Il momento non è semplice, senza alcun dubbio il più duro della gestione di Aurelio De Laurentiis. Niente di paragonabile a quando il Napoli fu costretto ad un secondo anno di inferno di Serie C, del resto quell’annata fu particolare, in tutti i sensi. Lontano anni luce dal limbo della parentesi Donadoni, una piccola battuta d’arresto per un progetto in progress, come sempre definito ai tempi dal patron azzurro. Dal 2009 in poi la crescita è stata repentina, travolgente, gli azzurri sono tornati in Champions dopo un quarto di secolo, tornati a sollevare dei titoli. Il Napoli è diventato una realtà riconosciuta e apprezzata, grazie a prestazioni indiscutibili, a livello europeo. Tutto condito da una gestione imprenditoriale impeccabile, una società virtuosa che tutt’ora rappresenta un esempio di come si possano raggiungere ottimi livelli – dati innegabili – autofinanziandosi e tenendo i conti in ordine.

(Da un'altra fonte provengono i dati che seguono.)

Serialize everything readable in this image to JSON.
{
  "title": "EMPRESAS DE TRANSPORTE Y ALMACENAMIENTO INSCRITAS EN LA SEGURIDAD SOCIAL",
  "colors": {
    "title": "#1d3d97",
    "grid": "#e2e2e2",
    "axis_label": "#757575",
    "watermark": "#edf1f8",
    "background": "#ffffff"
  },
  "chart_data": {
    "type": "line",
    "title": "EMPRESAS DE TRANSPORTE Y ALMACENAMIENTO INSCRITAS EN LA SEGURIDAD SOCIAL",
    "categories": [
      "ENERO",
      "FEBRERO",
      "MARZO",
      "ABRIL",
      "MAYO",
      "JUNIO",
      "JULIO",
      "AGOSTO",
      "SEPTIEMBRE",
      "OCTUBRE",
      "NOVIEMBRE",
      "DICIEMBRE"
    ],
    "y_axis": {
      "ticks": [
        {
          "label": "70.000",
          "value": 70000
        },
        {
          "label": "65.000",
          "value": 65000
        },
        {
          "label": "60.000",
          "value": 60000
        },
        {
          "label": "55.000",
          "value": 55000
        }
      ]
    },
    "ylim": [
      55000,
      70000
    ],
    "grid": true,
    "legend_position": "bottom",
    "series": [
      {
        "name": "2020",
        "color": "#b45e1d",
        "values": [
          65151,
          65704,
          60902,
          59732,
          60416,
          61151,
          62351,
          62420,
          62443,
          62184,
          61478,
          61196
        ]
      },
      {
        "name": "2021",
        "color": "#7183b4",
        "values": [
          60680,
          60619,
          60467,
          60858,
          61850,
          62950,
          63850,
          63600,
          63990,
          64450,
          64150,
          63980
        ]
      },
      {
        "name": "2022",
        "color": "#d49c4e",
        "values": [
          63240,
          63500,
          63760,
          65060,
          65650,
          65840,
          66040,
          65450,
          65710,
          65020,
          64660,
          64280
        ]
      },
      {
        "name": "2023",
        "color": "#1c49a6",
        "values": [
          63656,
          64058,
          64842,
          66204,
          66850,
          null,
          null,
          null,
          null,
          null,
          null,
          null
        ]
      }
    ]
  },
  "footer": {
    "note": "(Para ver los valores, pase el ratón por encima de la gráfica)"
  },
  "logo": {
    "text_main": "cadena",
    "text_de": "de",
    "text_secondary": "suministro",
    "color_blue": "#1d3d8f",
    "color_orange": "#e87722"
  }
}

Padre padrone – Cinque anni caratterizzati da una linea societaria chiara, dopo un primo quinquennio di di apprendistato con un maestro dello spessore di Pierpaolo Marino, il presidente De Laurentiis ha deciso di agire in prima persona, anche sul piano tecnico. Campagne acquisti portate avanti in prima persona, coadiuvato da un ottimo Direttore sportivo come Riccardo Bigon e da tecnici scelti personalmente, prima Walter Mazzarri e poi Rafa Benitez, l’apogeo della sua gestione. Il Napoli sono io, un Re Sole in versione partenopea, accompagnato da pochi uomini di fiducia. Tutto quanto fatto fino a quest’anno ha dell’impeccabile, la creatura nata in quel caldo agosto del 2004 ha raggiunto probabilmente picchi che, quando la Ssc Napoli null’altro era che un pezzo di carta erano difficilmente immaginabili. La stagione 2014-2015 poteva, più che doveva, essere quella del definitivo salto di qualità, salvo scossoni molto probabilmente non lo sarà.
Cambiare registro – I due cazzotti ben assestati dal Milan nella sfida di San Siro hanno messo al tappeto un pugile che appariva a corto di fiato da un po’. Ma oltre le diatribe tecniche, tattiche, agli appunti su una campagna acquisti che poteva essere migliore, oltre la convinzione – permettete – che il Napoli resti, comunque, nettamente la squadra favorita per il terzo piazzamento Champions, questa difficile parentesi lascia spazio ad altre considerazioni. Il silenzio, soprattutto per un uomo mediatico per definizione, di Aurelio De Laurentiis appare quantomai assordante. Ma se nulla si può obiettare ad una parentesi di low profile per un uomo che è sempre stato in prima linea da questo punto di vista, dall’altro lato emerge una considerazione che va oltre il mero aspetto dell’immagine. Una società che vuole attestarsi, con costanza, al top non può fare a meno di un organigramma societario più ampio. Uomini di calcio di competenza, qualità e spessore, pronti a fare da frangiflutti tra scrivania e campo, punti di riferimento per presidenza, giocatori ed anche per un allenatore del palmarès e del valore di Benitez, che come chiunque può vivere momenti di difficoltà. La Juventus, restando nei nostri confini, che domina in Italia da oltre tre anni, può vantare dirigenti di indubbio livello come Marotta e Paratici, oltre a contare nel proprio c.d.a su un ex fuoriclasse dell’esperienza e dal curriculum di Nedved. Un esempio diretto, forse semplicistico, la Juventus ha una forza economica indubbiamente superiore, ma che dimostra come per programmare la continuità ad alti livelli, per superare anche momenti difficili – la Juventus in pieno ritiro si è trovata priva della propria guida tecnica – una società ben strutturata abbia un peso fondamentale.
Più di qualche, indubbiamente utile, innesto. Più del tante volte richiesto salto più lungo della gamba, il vero, reale, salto di qualità passa proprio da qui.